IDNA, through its requirement of Nameprep [NAMEPREP], uses equivalence tables that are based only on the characters themselves; no attention is paid to the intended language (if any) for the domain name. However, for many domain names, the intended language of one or more parts of the domain name actually does matter to the users.
Similarly, many names cannot be presented and used without ambiguity unless the scripts to which their characters belong are known. In both cases, this additional information should be of concern to the registry.

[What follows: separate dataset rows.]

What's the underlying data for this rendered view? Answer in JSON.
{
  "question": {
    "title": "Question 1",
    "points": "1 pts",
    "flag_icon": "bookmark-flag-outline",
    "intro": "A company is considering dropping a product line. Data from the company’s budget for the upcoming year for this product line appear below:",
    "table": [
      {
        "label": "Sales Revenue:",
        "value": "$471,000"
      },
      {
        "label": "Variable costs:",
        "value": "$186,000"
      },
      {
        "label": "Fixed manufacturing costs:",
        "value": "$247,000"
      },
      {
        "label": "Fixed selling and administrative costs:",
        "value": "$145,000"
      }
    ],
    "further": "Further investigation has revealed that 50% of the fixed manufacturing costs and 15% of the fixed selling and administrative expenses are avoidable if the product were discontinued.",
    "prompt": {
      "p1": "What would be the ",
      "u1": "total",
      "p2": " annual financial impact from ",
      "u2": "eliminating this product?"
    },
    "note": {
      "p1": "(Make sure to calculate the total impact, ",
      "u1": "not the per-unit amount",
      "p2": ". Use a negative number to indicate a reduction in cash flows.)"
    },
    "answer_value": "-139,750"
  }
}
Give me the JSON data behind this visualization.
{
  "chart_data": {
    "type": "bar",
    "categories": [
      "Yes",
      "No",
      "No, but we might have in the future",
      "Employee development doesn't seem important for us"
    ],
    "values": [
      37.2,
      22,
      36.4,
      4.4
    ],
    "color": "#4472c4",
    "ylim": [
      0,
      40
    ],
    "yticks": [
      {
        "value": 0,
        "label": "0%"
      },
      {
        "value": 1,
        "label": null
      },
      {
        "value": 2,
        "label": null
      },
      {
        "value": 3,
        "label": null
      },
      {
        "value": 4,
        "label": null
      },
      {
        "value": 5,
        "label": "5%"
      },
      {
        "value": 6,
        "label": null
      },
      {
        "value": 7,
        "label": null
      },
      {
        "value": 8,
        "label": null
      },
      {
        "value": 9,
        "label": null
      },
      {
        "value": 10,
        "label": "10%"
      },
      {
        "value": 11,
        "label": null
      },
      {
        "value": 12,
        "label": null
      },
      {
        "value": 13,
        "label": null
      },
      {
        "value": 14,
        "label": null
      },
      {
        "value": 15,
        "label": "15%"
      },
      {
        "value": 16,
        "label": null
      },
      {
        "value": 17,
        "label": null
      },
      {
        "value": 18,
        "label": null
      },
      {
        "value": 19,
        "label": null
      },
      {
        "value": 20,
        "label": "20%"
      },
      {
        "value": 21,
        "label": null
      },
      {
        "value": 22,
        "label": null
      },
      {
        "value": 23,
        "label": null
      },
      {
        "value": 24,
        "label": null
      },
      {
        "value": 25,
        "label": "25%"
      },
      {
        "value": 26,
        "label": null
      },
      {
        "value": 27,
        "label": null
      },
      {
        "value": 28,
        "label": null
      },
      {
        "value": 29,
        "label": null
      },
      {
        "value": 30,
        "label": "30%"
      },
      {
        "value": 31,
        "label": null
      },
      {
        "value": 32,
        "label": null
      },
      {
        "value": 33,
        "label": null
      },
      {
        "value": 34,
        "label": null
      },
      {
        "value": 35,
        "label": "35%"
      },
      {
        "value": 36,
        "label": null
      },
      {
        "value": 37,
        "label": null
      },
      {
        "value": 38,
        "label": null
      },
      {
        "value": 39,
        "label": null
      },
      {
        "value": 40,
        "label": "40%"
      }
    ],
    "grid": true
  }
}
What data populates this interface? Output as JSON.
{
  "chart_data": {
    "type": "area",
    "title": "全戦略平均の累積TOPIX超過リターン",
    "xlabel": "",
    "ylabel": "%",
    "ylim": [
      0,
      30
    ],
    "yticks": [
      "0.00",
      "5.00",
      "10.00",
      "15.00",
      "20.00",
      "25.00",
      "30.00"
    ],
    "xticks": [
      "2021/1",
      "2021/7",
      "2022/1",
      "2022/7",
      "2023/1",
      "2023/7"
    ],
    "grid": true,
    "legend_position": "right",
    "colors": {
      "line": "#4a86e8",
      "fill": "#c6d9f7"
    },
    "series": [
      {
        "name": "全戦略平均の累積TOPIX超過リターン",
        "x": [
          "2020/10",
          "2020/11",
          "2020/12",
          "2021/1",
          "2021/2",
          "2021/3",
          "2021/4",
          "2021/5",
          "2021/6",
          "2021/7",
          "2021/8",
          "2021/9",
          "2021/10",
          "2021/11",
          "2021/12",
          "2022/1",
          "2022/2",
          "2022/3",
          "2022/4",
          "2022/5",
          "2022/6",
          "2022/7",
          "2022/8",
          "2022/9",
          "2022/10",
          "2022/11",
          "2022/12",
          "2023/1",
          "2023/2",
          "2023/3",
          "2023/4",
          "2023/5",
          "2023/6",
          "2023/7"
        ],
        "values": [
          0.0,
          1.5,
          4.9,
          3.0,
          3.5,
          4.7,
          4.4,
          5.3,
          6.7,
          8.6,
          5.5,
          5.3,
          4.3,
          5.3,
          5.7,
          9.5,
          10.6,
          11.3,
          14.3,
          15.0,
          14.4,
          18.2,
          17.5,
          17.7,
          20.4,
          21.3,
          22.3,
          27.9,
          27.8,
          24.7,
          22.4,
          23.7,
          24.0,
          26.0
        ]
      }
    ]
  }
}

If there are no constraints on registration in a zone, people can register combinations of characters in a manner that increases the risk of misunderstandings, cybersquatting, and other forms of confusion. A somewhat similar situation existed before the introduction of IDNA exemplified by domain names such as example.com and examp1e.com (note that the latter domain has the digit "1" instead of the letter "L").
For some human languages, there are strings of characters that have equivalent or near-equivalent meanings. When someone registers a name containing such a string, the registry might want to automatically generate a list of semantically or visually equivalent strings and suggest that they also be registered. Further, some registries might want to prevent particular characters for language-based reasons.
Some registries, in particular the gTLD ones, are not naturally part of any specific language group. In these cases, extra care must be taken not to create unacceptable problems for any of the languages that might be used.
It is suggested that a registry act conservatively when starting to accept IDNA-based domain names. Equivalences are very hard (if not impossible) to define after registration has started. Assume that the labels "x" and "y" at first are different, but later the tables for the registry are changed so that "x" and "y" are then treated as being the same. If x.example.com and y.example.com both were already registered to different registrants, it is unclear which of them has to withdraw the registration, how that selection process done, and so on. Thus, having complete, publicly-stated policies before accepting registration will lead to a much more stable registration process.
There are also other problems that we know to be difficult when dealing with IDNA-based domain names, for instance when to convert them between their display format and their wire format, how to deal with display formats on systems that do not support all of Unicode 3.2, and how to deal with the problem of domain names in one format showing up where names in the other format was expected by protocols or by people. These problems are largely outside the scope of the IDNA standards themselves, but they are of concern to anyone attempting to implement the IDNA standard in products. See the IDNA specification for more examples.
The use of display-format IDNA-based domain names in other protocols is not yet part of any standard; implementors are admonished to use the wire format, i.e. ASCII-encoded, of the name until protocol updates allowing the use of display format, e.g. Unicode-based international character/glyph, are standardized.
[IDNA] "Internationalizing Domain Names in Applications (IDNA)", draft-ietf-idn-idna.
[NAMEPREP] "Nameprep: A Stringprep Profile for Internationalized Domain Names", draft-ietf-idn-nameprep.
[UNICODE] The Unicode Consortium. The Unicode Standard, Version 3.2.0 is defined by The Unicode Standard, Version 3.0 (Reading, MA, Addison-Wesley, 2000. ISBN 0-201-61633-5), as amended by the Unicode Standard Annex #27: Unicode 3.1 (http://www.unicode.org/reports/tr27/) and by the Unicode Standard Annex #28: Unicode 3.2 (http://www.unicode.org/reports/tr28/).